Which leads us to Richard’s crashing finale on who Britain should defend, citing the case of Binyam Mohammed:

“Binyam Mohammed is an Ethiopian citizen who was granted leave to live in Britain. In 2001, he decided he’d rather live in Afghanistan.”

Were these facts the case in full, Richard would probably have a point. However, I have not found anyone else asserting that he left to live in Afghanistan – Binyam himself says he went to see what the Islamic state looked like, and because he wanted to kick a drug habit away from his familiar haunts. He was arrested less than a year later, trying to return to Britain from Pakistan. Although born in Ethiopia, he’d lived in the UK since he was 15, and had been resident for 7 years. He’s worked here, paid taxes here, had leave to return here and was trying to return here. There is currently no evidence that he planned to commit any crime on returning. This is not quite the same as Osama Bin Laden, Richards reductio ad absurdum. This is just another example of someone who has been accepted under Britain’s protective umbrella  – and so someone who should be accorded the same treatment as anyone else under that umbrella, such as Richard himself. Again, even if we believe that Binyam is an ‘undesirable’, we would have reason to protest him being arrested without charge, tortured, detained without the access of a lawyer and slated to be tried in a kangaroo court that had the power of the death sentence. These are not things that should happen to someone Britain had offered to protect.

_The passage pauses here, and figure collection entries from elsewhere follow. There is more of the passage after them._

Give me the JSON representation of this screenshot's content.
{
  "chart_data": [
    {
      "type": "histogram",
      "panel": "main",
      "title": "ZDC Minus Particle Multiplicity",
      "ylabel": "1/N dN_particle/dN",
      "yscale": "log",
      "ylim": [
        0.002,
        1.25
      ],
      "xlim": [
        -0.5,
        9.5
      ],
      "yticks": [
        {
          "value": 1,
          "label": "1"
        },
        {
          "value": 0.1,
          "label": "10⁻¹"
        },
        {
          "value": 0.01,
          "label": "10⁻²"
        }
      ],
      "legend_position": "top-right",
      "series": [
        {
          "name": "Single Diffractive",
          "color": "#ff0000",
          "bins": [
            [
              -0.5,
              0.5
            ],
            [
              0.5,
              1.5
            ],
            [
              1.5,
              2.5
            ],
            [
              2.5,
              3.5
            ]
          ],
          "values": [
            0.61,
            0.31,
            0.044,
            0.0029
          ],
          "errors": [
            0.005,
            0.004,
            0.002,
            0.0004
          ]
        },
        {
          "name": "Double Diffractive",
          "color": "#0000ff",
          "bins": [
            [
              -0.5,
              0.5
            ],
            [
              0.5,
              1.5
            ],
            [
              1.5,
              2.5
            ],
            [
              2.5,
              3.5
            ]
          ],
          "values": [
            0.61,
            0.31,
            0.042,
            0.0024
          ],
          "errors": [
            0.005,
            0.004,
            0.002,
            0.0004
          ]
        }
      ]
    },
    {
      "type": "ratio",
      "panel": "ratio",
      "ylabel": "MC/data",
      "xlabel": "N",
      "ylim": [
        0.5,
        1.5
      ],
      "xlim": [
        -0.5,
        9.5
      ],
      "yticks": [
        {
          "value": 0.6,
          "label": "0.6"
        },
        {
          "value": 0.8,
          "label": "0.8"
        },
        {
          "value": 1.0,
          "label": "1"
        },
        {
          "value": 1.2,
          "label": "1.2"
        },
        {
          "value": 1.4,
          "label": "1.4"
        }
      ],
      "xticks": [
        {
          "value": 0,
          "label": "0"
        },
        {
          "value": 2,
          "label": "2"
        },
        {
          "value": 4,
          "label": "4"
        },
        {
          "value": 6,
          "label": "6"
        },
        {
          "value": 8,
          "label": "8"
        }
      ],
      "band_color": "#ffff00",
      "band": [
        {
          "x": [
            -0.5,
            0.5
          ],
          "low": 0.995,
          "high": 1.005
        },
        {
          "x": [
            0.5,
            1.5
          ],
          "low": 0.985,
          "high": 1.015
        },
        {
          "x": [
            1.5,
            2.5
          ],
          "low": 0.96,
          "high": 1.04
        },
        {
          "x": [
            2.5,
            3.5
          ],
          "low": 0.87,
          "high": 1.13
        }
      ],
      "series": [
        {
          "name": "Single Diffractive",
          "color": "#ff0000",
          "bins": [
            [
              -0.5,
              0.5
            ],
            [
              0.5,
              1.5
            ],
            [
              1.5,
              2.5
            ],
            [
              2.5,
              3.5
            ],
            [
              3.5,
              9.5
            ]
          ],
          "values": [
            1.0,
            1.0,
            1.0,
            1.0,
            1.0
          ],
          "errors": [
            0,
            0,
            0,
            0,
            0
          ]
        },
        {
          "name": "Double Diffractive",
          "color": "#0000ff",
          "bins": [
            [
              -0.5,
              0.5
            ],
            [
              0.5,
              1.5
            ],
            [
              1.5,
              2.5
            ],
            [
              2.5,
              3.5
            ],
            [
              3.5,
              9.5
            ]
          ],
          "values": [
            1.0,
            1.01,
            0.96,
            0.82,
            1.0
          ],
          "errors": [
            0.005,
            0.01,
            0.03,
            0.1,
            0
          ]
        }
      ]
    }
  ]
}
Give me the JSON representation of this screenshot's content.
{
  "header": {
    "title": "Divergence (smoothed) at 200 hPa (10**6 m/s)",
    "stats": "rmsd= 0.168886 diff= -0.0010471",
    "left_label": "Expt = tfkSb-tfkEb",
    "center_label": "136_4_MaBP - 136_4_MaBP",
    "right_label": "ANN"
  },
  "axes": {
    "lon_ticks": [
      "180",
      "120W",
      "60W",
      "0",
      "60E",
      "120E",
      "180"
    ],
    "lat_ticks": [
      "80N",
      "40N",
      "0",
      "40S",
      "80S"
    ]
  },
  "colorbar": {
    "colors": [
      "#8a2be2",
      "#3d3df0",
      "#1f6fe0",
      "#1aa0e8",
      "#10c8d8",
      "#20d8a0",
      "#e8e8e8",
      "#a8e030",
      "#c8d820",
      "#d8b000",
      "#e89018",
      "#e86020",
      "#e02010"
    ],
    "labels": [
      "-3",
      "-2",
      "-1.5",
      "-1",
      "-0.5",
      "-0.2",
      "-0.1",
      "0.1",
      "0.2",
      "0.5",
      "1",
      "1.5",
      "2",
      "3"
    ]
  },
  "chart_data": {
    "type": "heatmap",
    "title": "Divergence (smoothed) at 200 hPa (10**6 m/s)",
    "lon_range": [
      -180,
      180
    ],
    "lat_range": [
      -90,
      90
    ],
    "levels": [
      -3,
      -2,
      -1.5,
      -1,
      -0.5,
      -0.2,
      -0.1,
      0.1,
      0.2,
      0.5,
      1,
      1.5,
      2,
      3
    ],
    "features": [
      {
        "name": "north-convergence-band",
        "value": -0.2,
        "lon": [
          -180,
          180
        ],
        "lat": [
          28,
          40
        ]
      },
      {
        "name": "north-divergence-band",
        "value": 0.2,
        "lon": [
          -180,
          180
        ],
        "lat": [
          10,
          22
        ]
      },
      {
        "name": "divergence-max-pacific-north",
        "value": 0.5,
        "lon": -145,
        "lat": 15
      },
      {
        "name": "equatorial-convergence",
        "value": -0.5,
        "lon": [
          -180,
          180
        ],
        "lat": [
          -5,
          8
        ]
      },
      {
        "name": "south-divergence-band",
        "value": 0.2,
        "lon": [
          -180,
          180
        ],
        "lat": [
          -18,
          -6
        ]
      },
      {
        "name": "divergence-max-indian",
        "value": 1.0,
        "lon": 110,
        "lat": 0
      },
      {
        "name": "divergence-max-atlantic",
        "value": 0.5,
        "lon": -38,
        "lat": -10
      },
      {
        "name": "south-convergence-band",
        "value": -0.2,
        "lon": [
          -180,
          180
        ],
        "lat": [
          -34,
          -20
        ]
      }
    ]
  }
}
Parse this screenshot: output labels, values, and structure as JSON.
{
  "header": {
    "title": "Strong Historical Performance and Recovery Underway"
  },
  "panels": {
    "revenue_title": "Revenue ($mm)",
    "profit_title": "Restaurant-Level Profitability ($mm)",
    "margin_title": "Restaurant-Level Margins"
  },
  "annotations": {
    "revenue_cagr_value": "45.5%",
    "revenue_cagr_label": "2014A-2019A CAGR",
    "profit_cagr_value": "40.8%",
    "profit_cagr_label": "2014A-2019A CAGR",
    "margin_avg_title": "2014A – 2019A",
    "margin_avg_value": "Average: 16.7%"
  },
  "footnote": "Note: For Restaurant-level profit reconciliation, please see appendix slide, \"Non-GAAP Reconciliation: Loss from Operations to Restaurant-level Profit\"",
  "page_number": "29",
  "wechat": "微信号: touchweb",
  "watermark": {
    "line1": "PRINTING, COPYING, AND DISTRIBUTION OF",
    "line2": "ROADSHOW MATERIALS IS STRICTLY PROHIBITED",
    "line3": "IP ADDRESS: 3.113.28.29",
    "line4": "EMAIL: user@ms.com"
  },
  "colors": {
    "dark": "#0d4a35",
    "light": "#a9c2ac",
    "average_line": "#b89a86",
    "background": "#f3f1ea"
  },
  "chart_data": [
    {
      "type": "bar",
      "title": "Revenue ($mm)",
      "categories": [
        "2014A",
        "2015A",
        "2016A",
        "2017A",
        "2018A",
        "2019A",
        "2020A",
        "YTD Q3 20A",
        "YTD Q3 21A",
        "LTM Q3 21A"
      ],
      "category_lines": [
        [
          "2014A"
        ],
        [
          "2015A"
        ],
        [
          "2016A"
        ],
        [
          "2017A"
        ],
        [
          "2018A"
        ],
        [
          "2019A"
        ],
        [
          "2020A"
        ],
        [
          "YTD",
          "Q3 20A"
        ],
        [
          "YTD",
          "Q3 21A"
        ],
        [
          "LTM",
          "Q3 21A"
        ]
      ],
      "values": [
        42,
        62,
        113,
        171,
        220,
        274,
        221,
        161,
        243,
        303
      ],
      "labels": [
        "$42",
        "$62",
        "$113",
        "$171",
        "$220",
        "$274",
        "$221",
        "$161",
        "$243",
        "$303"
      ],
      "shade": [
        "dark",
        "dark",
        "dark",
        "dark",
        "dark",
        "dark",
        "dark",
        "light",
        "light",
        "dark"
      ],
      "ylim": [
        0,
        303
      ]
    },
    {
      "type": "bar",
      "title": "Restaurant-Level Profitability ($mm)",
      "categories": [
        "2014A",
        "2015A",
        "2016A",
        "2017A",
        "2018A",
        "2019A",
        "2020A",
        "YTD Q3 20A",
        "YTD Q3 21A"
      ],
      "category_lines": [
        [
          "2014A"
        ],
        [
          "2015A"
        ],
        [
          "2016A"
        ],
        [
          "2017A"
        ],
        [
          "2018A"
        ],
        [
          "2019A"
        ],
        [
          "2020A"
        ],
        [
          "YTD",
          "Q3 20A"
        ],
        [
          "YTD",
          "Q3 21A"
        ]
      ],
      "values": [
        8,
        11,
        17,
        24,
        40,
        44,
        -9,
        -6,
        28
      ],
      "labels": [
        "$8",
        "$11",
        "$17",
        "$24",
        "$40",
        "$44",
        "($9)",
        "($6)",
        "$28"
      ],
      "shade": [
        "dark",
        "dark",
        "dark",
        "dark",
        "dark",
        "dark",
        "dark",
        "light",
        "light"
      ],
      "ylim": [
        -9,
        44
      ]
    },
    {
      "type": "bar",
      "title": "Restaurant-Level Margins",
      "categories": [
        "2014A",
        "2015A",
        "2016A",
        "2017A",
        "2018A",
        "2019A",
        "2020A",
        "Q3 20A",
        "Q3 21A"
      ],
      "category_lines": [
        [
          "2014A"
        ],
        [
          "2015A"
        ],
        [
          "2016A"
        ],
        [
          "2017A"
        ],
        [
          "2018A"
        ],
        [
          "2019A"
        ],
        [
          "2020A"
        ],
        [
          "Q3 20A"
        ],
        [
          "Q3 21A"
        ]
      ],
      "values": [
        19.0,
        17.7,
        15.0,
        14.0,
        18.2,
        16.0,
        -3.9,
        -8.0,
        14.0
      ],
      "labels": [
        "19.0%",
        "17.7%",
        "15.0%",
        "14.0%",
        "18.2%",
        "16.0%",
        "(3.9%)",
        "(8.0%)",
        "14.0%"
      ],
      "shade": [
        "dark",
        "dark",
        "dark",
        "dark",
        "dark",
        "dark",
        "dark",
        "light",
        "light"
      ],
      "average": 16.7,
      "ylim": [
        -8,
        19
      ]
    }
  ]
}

Fundamentally, this all comes down to the fact that foreign people are just as worthwhile as people who have always paid taxes here. You don’t buy fair treatment under law, you don’t buy the right not to be tortured abroad or have a foreign government persecute you. There are things that cannot be done to you, and that means there are things we cannot send foreigners home to have done to them and things that we cannot do to them here just because they’re foreign. That’s not the crazed punchline to a game-show themed joke, that’s consistency.

—————-

¹ The derivation I have of it is from the Greek ‘sulon’, referring to the right of seizure, ‘a-sulon’ meaning ‘no right of seizure’. Even without this derivation, we have a long history as ‘asylum’ as a practical synonym for ‘refuge’, as in mental hospitals – refuges from mental illness.

² As a slight aside, it’s worth noting here that this has nothing to do (as Richard suggests in: “And until Britain repeals the pernicious ‘yuman rites’ act, here they’ll stay, indefinitely.”) with the Human Rights Act. Rights to asylum and treatment on reception are enshrined in international law and rights to a fair trial are traditional and would be mourned by Richard if they were ever threatened.